In this series of articles I want to look into how Cal looked on a play-by-play basis using play level data gathered by SportsDataStuff.com. He scraped data from ESPN’s database and condensed it into a .csv file that I cleaned up and processed using R in order to arrive at the charts below.
In this part I will focus on the Run/Pass splits by down/quarter and opponent.
Section II: Run-Pass Tendency
Football is complex. It is why I love it so much, the schemes, moves, counters, and counters to counters are what make waiting for each snap worth it. There is so much football thinking happening as teams huddle up and the play-clock winds down. Despite that scheming it all boils down to a binary decision by an offense: to pass or to run, that is the question.
In 2018 Cal passed the ball 422 (high of 43 against Arizona and low of 24 against Washington) and ran the ball 488 times (high of 49 against UNC and low of 30 against TCU). This takes the Run/Pass Ratio to 53% (meaning 53% of the time Cal will run the ball).
Bic picture: Pac-12 teams averaged 7.58 yards per pass and only 4.125 yards per run, yet they passed 5143 times and ran 5559 times (Run/Pass Ratio of 52%), this means that Pac-12 teams (disregarding the game-script) left a lot of yards on the field.
This is the first chart depicting the general decision making of the Cal offense on each down, by opponent. The decision to do what when is often dictated by the distance of each down. What is universal is the 1st and 10: Here we can see the decision making was pretty on par with what the Cal’s opponents have faced throughout the season.

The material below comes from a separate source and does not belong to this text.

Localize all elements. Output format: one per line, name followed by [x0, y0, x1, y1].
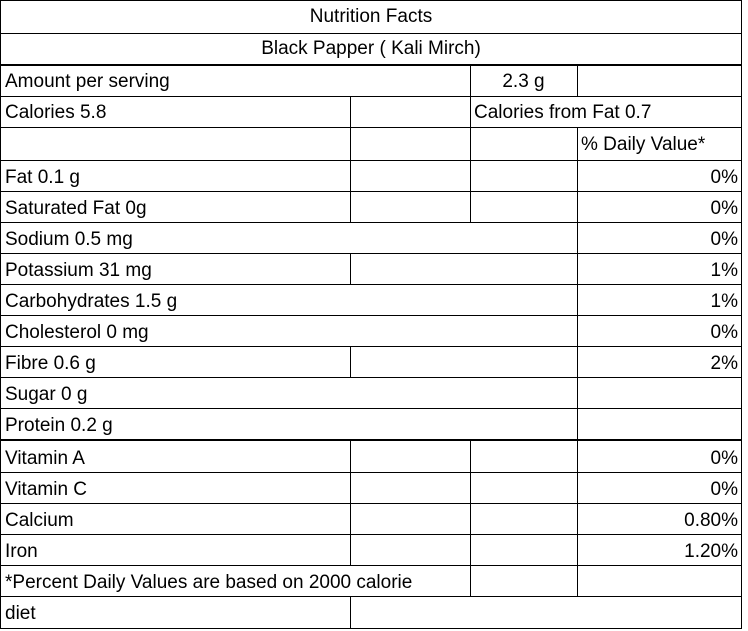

(Note: Football outsiders states that analytically speaking the most efficient play on 1st down is a pass. Passing on 1st down is correlated with lower punting rates, and higher expected points per drive since.)
Only in the case of UW/WSU/USC did Cal run more often on 1st down than passed. In none of the cases did Cal stand out on either end of the distribution on 1st down. What is more interesting is the increase in run plays in 2nd/3rd downs especially early on the season when Cal shuffled Garbers/McIlwain on those downs. However, we can see that during the Arizona game where McIlwain took all of the snaps Cal consistently passed more than the average team, especially on 1st down.
Here is hoping Cal can get more aggressive with passing on 1st/2nd downs with the renewed confidence in the passing game and the QB. There are uncertainties about the receivers but I think in order to give them a chance to show what they can do OC Baldwin/QB Garbers need to throw and give them a shot.
By quarter Cal has been adhering the adage of burning the clock down during a tight lead (see switch between Q3 and Q4 USC, 1st and 2nd half UW and UNC) and the pass heavier offense during catch-up (2nd half of Oregon, Q4 Arizona, Q2 USC, and most importantly Q4 UCLA).
There isn’t a lot of early game aggressiveness that Cal should exhibit in a modern passing league, this hopefully will change with growing confidence in the air attack.
Cal didn’t break the mold in their binary decision of run vs. pass. Which is both comforting:
- we didn’t fold and go full conservative with a relatively run heavy approach post injury and offensive woes,
- on 1st downs we still adhered to a basic game script and probably left additional yards on the table.
However, there are good reasons why the lack of passing on 1st down and reliance on the run made sense during the season, and it has to do with the distribution of yards gained, something I will explore in part II of this series: “It is the work of an enemy defense.”